American economic analyst Jesse Colombo claimed that the Republic is facing a dangerous credit bubble fuelled by low interest rates and heading towards an "Iceland-style meltdown".
On Tuesday, the Monetary Authority of Singapore categorically refuted this. "Singapore is not facing a credit bubble that puts the country or its banking system at any risk of crisis," a spokesman said, adding that "serious observers and investors are not in doubt about the country's financial health".
Among Mr Colombo's claims:
- Singapore has a credit bubble, which started soon after interest rates fell below 1 per cent. Outstanding private-sector loans have risen 133 per cent since 2010.
- It also has a property bubble, with prices up 60 per cent since 2009. Mortgage loans have grown at 18 per cent each year for the past three years.
- Seventy per cent of Singapore's mortgages have floating interest rates.
- Cheap credit is also fuelling a construction bubble.
- The financial-services industry grew 163 per cent between 2008 and 2012, which is not sustainable.

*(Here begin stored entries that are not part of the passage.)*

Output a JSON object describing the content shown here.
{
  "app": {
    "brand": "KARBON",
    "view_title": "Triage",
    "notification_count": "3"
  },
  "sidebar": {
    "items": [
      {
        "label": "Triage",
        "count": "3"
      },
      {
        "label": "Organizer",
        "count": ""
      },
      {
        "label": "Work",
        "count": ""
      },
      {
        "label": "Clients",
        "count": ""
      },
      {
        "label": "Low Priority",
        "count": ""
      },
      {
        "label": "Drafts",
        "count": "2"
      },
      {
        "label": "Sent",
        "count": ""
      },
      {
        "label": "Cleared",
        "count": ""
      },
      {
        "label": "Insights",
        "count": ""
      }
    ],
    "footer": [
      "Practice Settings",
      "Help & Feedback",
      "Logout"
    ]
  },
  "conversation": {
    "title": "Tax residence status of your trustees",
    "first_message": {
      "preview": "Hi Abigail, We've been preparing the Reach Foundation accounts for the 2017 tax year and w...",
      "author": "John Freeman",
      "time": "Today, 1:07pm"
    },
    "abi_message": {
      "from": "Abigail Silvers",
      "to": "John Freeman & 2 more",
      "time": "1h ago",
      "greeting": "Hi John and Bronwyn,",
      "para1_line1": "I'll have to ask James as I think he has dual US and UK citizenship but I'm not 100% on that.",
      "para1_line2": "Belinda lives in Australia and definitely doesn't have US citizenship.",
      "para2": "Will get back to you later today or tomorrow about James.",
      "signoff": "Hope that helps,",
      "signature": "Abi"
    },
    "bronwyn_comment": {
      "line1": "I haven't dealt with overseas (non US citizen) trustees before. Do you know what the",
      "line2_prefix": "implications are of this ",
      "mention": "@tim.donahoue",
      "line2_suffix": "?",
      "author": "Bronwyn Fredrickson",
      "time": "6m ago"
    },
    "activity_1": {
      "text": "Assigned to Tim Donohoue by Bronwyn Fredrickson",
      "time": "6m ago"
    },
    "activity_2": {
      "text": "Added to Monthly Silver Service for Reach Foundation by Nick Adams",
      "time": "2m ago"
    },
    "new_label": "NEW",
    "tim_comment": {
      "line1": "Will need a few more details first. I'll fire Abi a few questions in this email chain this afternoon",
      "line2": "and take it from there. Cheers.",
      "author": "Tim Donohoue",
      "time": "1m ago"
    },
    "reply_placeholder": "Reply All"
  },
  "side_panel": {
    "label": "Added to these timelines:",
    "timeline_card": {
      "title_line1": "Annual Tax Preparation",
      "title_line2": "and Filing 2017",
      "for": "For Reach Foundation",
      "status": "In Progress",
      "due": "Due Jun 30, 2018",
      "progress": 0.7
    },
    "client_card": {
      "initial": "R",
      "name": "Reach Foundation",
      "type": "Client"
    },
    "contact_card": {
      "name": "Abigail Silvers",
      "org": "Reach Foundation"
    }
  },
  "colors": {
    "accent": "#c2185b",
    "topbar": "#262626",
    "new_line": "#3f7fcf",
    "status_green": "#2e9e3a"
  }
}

- Singapore's bubble will pop if the bubbles in emerging markets and China, where Singapore has invested heavily, pop, and interest rates rise.
CIMB economist Song Seng Wun disagrees. "To say the authorities are blind to the risk (of overleveraging) is a bit excessive," he told MyPaper. "This region has gone through the (1997) Asian financial crisis... measures taken by regulators suggest they are much more mindful of the risk of excesses brought about by cheap lending."

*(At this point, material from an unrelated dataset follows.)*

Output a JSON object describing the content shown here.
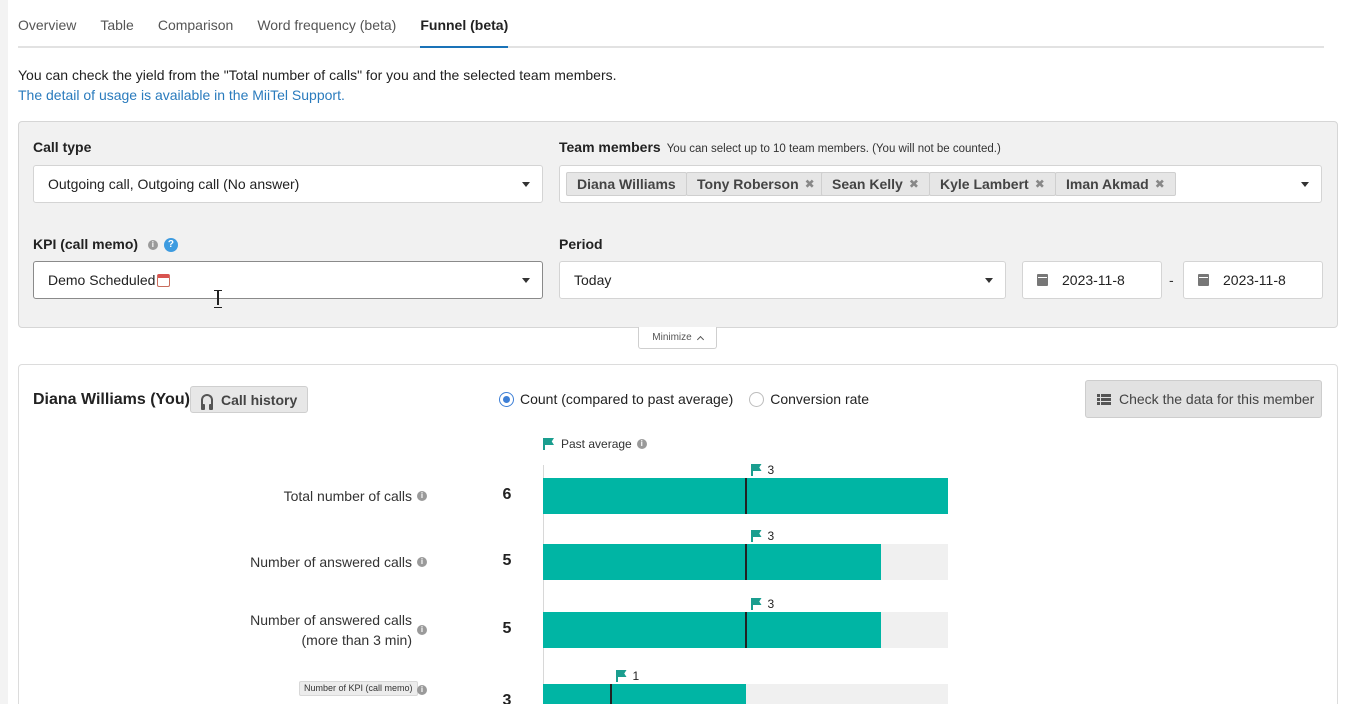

Mr Yeoh Lam Keong, a senior adjunct fellow at the Institute of Policy Studies, called the article "insightful in many ways" and said it "correctly" points out the dangers of real-estate-based asset bubbles in Asia.
These, together with overinvestment in construction due to depressed global interest rates and debt-fuelled expansions, are "very likely to lead to crashes in these sectors when prices of real estate and construction activity take a deep fall", he said.
Though the risk of the real-estate bubble popping is high, he said "a recession here is very unlikely and, thus, a banking crisis is also unlikely".
The article raised doubts about the Government's ability to handle cyclical shocks to the economy, noted Barclays Capital economist Leong Wai Ho. "We are not invulnerable to such shocks," he said. "(But) the key is to stabilise the labour market quickly, which heralds the quick return of confidence...Singapore has (previously) managed to do this."
In a Facebook post, Lee Kuan Yew School of Public Policy senior fellow Donald Low called the article "far too sweeping".
Property prices may fall 10 per cent this year, said Mr Low. But even if they fall 20 per cent, the health of the banks and households will not be affected.
"There will be households that have negative equity, but as long as they have the cash flow to service their mortgages, it will not precipitate a financial crash," he said.
Still, he mostly agrees with Mr Colombo's point that booms led by real-estate development and the financial sector are "mostly illusory". "They create the impression of economic dynamism without creating any real productive capacity in the economy," said Mr Low.